J'ai évoqué la torpeur, l’obstruction et la provocation de Maud nous invitant à nous saluer ; j'ai nommé l'étonnement, la joie, mais pas encore la réticence qui nous empêchait d'assumer l'engagement limpide de saluer. C'était probablement l'embarras pour trouver quoi faire exactement dans ce moment, qui avait inhibé nos réactions?  
Nous comprenions bien que l'exécution spontanée de cet acte ne pouvait se placer sur le niveau d'un cordial « ciao, ciao » ; il ne s'agissait pas non plus, de produire une représentation extérieure de salut.  A ce propos, voici qu'elle fut la réflexion de Maud: 

L'intérêt dans de tels moments sans ardeur, sans éclat, c'est de prendre conscience de ce qui se passe en soi, de s’apercevoir dans l'instant, quelles sortes d'énergies façonnent notre modalité d'être au monde. Après tout, en tant qu'élan vers l'autre, quelle est la signification fondamentale d’une salutation si ce n’est reconnaître la dignité originaire qui habite l’être qu'on salue...  Saluer donne existence à l'autre. 

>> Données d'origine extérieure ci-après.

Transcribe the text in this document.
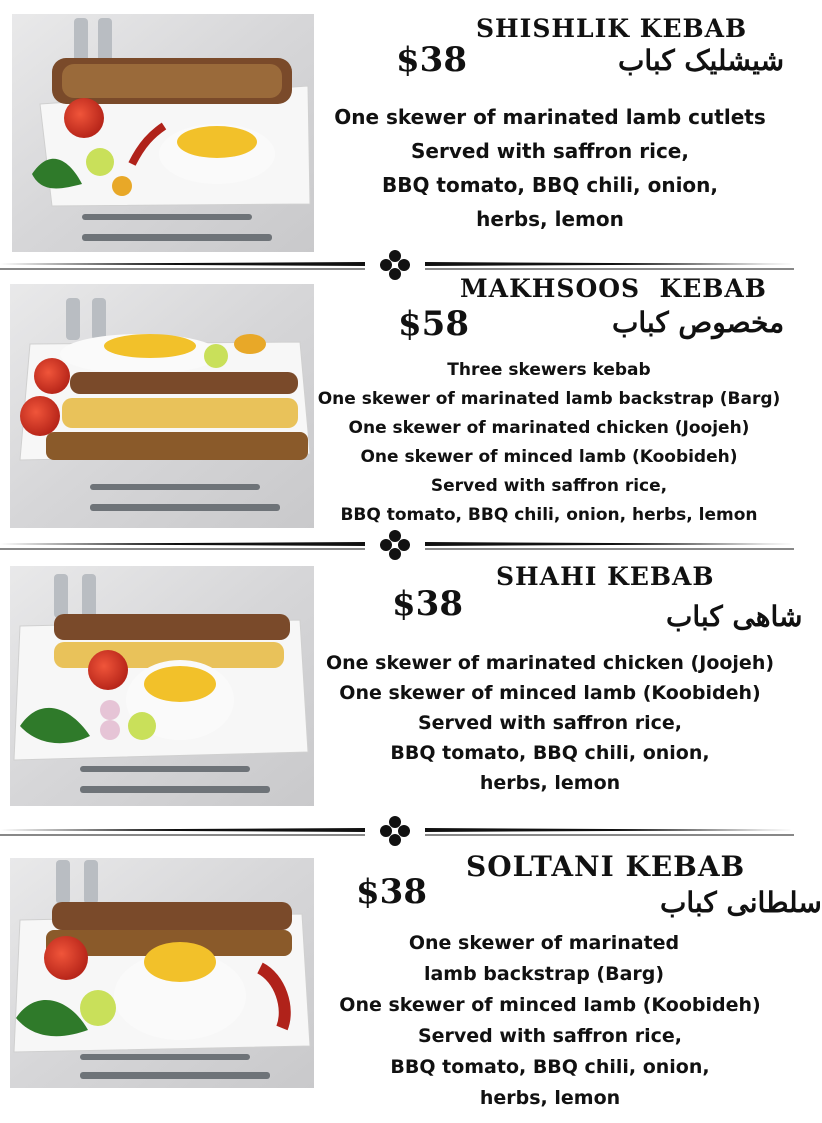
SHISHLIK KEBAB
$38	شیشلیک کباب
One skewer of marinated lamb cutlets
Served with saffron rice,
BBQ tomato, BBQ chili, onion,
herbs, lemon
MAKHSOOS  KEBAB
$58	مخصوص کباب
Three skewers kebab
One skewer of marinated lamb backstrap (Barg)
One skewer of marinated chicken (Joojeh)
One skewer of minced lamb (Koobideh)
Served with saffron rice,
BBQ tomato, BBQ chili, onion, herbs, lemon
SHAHI KEBAB
$38	شاهی کباب
One skewer of marinated chicken (Joojeh)
One skewer of minced lamb (Koobideh)
Served with saffron rice,
BBQ tomato, BBQ chili, onion,
herbs, lemon
SOLTANI KEBAB
$38	سلطانی کباب
One skewer of marinated
lamb backstrap (Barg)
One skewer of minced lamb (Koobideh)
Served with saffron rice,
BBQ tomato, BBQ chili, onion,
herbs, lemon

PROCESSUS DE STRUCTURATION  

 Reprenons le fil de notre récit. Sitôt après nous avoir offert son épure de salut, MR chargea un petit groupe, dont je faisais partie, d'en faire ressortir la structure nette. La tâche était bien définie: il fallait s'immerger dans ce mouvement répétitif, fraîchement révélé et donc fragile, sans perdre la vie qui était là dans l'élan du premier moment afin qu’il puisse transmettre, dans une forme précise, l’intention intime de salut. 

Je me sentais motivée par ce défi à relever. 
Deux éléments clef allaient me guider. 
D’abord j'ai eu comme boussole, dans la mémoire de mon corps, une musique silencieuse que l’action rythmée de Maud avait réveillée. Je me suis raccrochée à cette sensation car, j'en avais le pressentiment, cette onde rythmique toujours vibrante en moi était la juste piste pour capturer fidèlement l’énergie pulsante du modèle initial. 

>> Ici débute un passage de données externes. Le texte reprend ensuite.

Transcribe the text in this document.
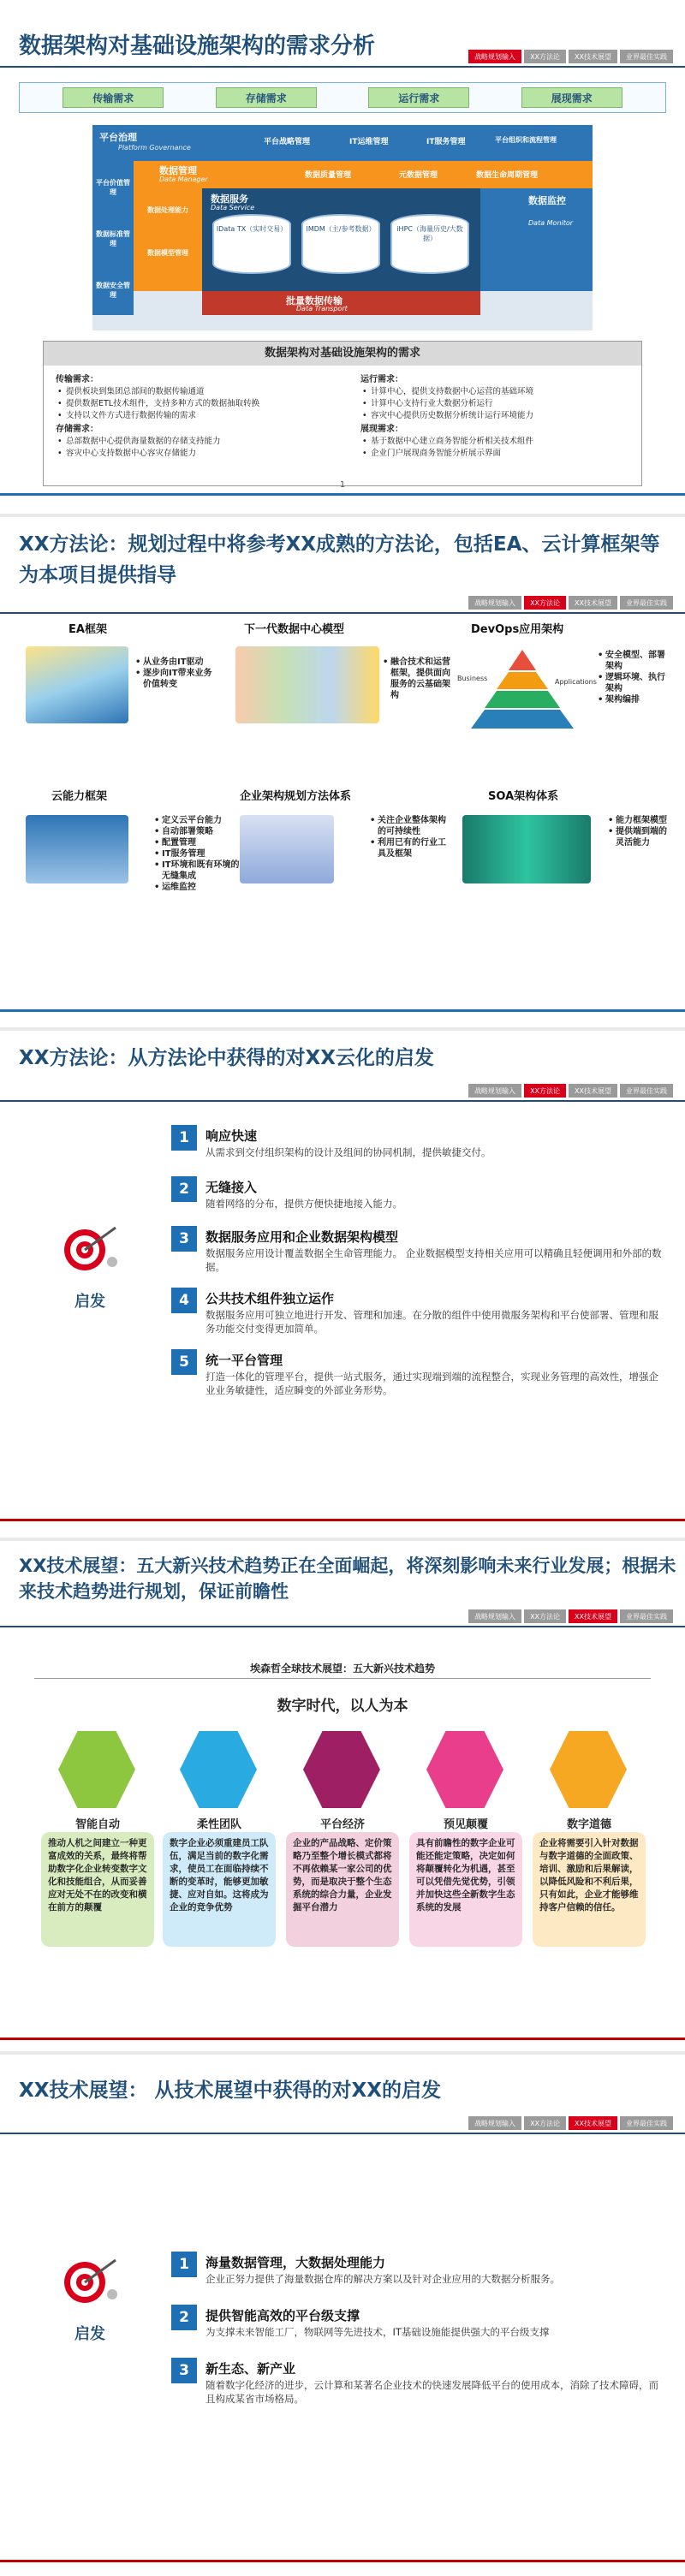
数据架构对基础设施架构的需求分析	战略规划输入	XX方法论	XX技术展望	业界最佳实践
传输需求	存储需求	运行需求	展现需求
平台治理
Platform Governance
平台战略管理	IT运维管理	IT服务管理	平台组织和流程管理
平台价值管理
数据标准管理
数据安全管理
数据管理
Data Manager	数据质量管理	元数据管理	数据生命周期管理
数据处理能力
数据模型管理
数据服务
Data Service
IData TX（实时交易）	IMDM（主/参考数据）	iHPC（海量历史/大数据）
数据监控
Data Monitor
批量数据传输
Data Transport
数据架构对基础设施架构的需求
传输需求：
• 提供板块到集团总部间的数据传输通道
• 提供数据ETL技术组件，支持多种方式的数据抽取转换
• 支持以文件方式进行数据传输的需求
存储需求：
• 总部数据中心提供海量数据的存储支持能力
• 容灾中心支持数据中心容灾存储能力
运行需求：
• 计算中心，提供支持数据中心运营的基础环境
• 计算中心支持行业大数据分析运行
• 容灾中心提供历史数据分析统计运行环境能力
展现需求：
• 基于数据中心建立商务智能分析相关技术组件
• 企业门户展现商务智能分析展示界面
1
XX方法论：规划过程中将参考XX成熟的方法论，包括EA、云计算框架等为本项目提供指导
战略规划输入	XX方法论	XX技术展望	业界最佳实践
EA框架
• 从业务由IT驱动
• 逐步向IT带来业务价值转变
下一代数据中心模型
• 融合技术和运营框架，提供面向服务的云基础架构
DevOps应用架构
Business	Applications
• 安全模型、部署架构
• 逻辑环境、执行架构
• 架构编排
云能力框架
• 定义云平台能力
• 自动部署策略
• 配置管理
• IT服务管理
• IT环境和既有环境的无缝集成
• 运维监控
企业架构规划方法体系
• 关注企业整体架构的可持续性
• 利用已有的行业工具及框架
SOA架构体系
• 能力框架模型
• 提供端到端的灵活能力
XX方法论：从方法论中获得的对XX云化的启发
战略规划输入	XX方法论	XX技术展望	业界最佳实践
启发
1	响应快速
从需求到交付组织架构的设计及组间的协同机制，提供敏捷交付。
2	无缝接入
随着网络的分布，提供方便快捷地接入能力。
3	数据服务应用和企业数据架构模型
数据服务应用设计覆盖数据全生命管理能力。 企业数据模型支持相关应用可以精确且轻便调用和外部的数据。
4	公共技术组件独立运作
数据服务应用可独立地进行开发、管理和加速。在分散的组件中使用微服务架构和平台使部署、管理和服务功能交付变得更加简单。
5	统一平台管理
打造一体化的管理平台，提供一站式服务，通过实现端到端的流程整合，实现业务管理的高效性，增强企业业务敏捷性，适应瞬变的外部业务形势。
XX技术展望：五大新兴技术趋势正在全面崛起，将深刻影响未来行业发展；根据未来技术趋势进行规划，保证前瞻性
战略规划输入	XX方法论	XX技术展望	业界最佳实践
埃森哲全球技术展望：五大新兴技术趋势
数字时代，以人为本
智能自动
推动人机之间建立一种更富成效的关系，最终将帮助数字化企业转变数字文化和技能组合，从而妥善应对无处不在的改变和横在前方的颠覆
柔性团队
数字企业必须重建员工队伍，满足当前的数字化需求，使员工在面临持续不断的变革时，能够更加敏捷、应对自如。这将成为企业的竞争优势
平台经济
企业的产品战略、定价策略乃至整个增长模式都将不再依赖某一家公司的优势，而是取决于整个生态系统的综合力量，企业发掘平台潜力
预见颠覆
具有前瞻性的数字企业可能还能定策略，决定如何将颠覆转化为机遇，甚至可以凭借先觉优势，引领并加快这些全新数字生态系统的发展
数字道德
企业将需要引入针对数据与数字道德的全面政策、培训、激励和后果解读，以降低风险和不利后果，只有如此，企业才能够维持客户信赖的信任。
XX技术展望： 从技术展望中获得的对XX的启发
战略规划输入	XX方法论	XX技术展望	业界最佳实践
启发
1	海量数据管理，大数据处理能力
企业正努力提供了海量数据仓库的解决方案以及针对企业应用的大数据分析服务。
2	提供智能高效的平台级支撑
为支撑未来智能工厂，物联网等先进技术，IT基础设施能提供强大的平台级支撑
3	新生态、新产业
随着数字化经济的进步，云计算和某著名企业技术的快速发展降低平台的使用成本，消除了技术障碍，而且构成某省市场格局。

Puis, de l’instant premier, autre chose encore m’avait étonnée: Maud accomplissait des rotations autour de son axe vertébral avec une telle fluidité qu’on pouvait croire qu’elle ne faisait aucun pas, qu’elle ne touchait pas terre. Cette fluidité incarnée, j'aspirais à la trouver moi aussi, sachant qu'elle ne découle pas de la volonté ou de la technique.  

Á ce stade il y avait peu de place pour l'improvisation puisque, rappelez-vous, le tour sur soi-même, s’est présenté d'emblée comme matrice de la salutation ; c'était donc l'élément "tour" qu'il fallait apprivoiser. On a essayé des tours continus sur la gauche, des tours continus sur la droite, sans pourtant parvenir à un effet viable. Et de plus il fallait coordonner à ces girations le mouvement des bras et celui de la main, impliqués eux aussi dans le salut au même titre que les autres parties du corps. Après moult essais-erreurs et rectifications, un jour j'ai constaté qu'en tournant, une fois à droite, une fois à gauche et ainsi de suite, par le transfert du poids d'une jambe sur l'autre, l'impulsion nécessaire pour maintenir la fluidité des tours pouvait être ainsi plus aisément sollicitée. Par ailleurs, on gagnait toujours plus en continuité, en inversant aussi le sens giratoire des bras. Ainsi ce changement de direction des tours a amené la structure finale de notre Salutation.   

En voici un bref aperçu :   

La salutation est induite par un mouvement giratoire, qui s'articule en spirales successives et inversées. A chaque tour, le corps est propulsé dans sa verticalité d’où surgira le salut, dévoilé par une souple inclination de la tête; simultanément le salueur progresse dans un parcours circulaire autour d'un centre fixe. 
Dans ce processus les bras ont suivi l’impulsion. Ramenés devant la poitrine, ils s’enroulent trois fois l’un autour de l’autre, en libérant la main qui se rapprochera délicatement du front pour marquer le salut, l’instant suspendu d’une imperceptible pause.  
Sans rupture de rythme, cette séquence spiralée est reprise dans le sens contraire en inversant la direction de tous les autres mouvements des jambes, pieds, avant-bras, mains jusqu’à l'accomplissement du cycle.  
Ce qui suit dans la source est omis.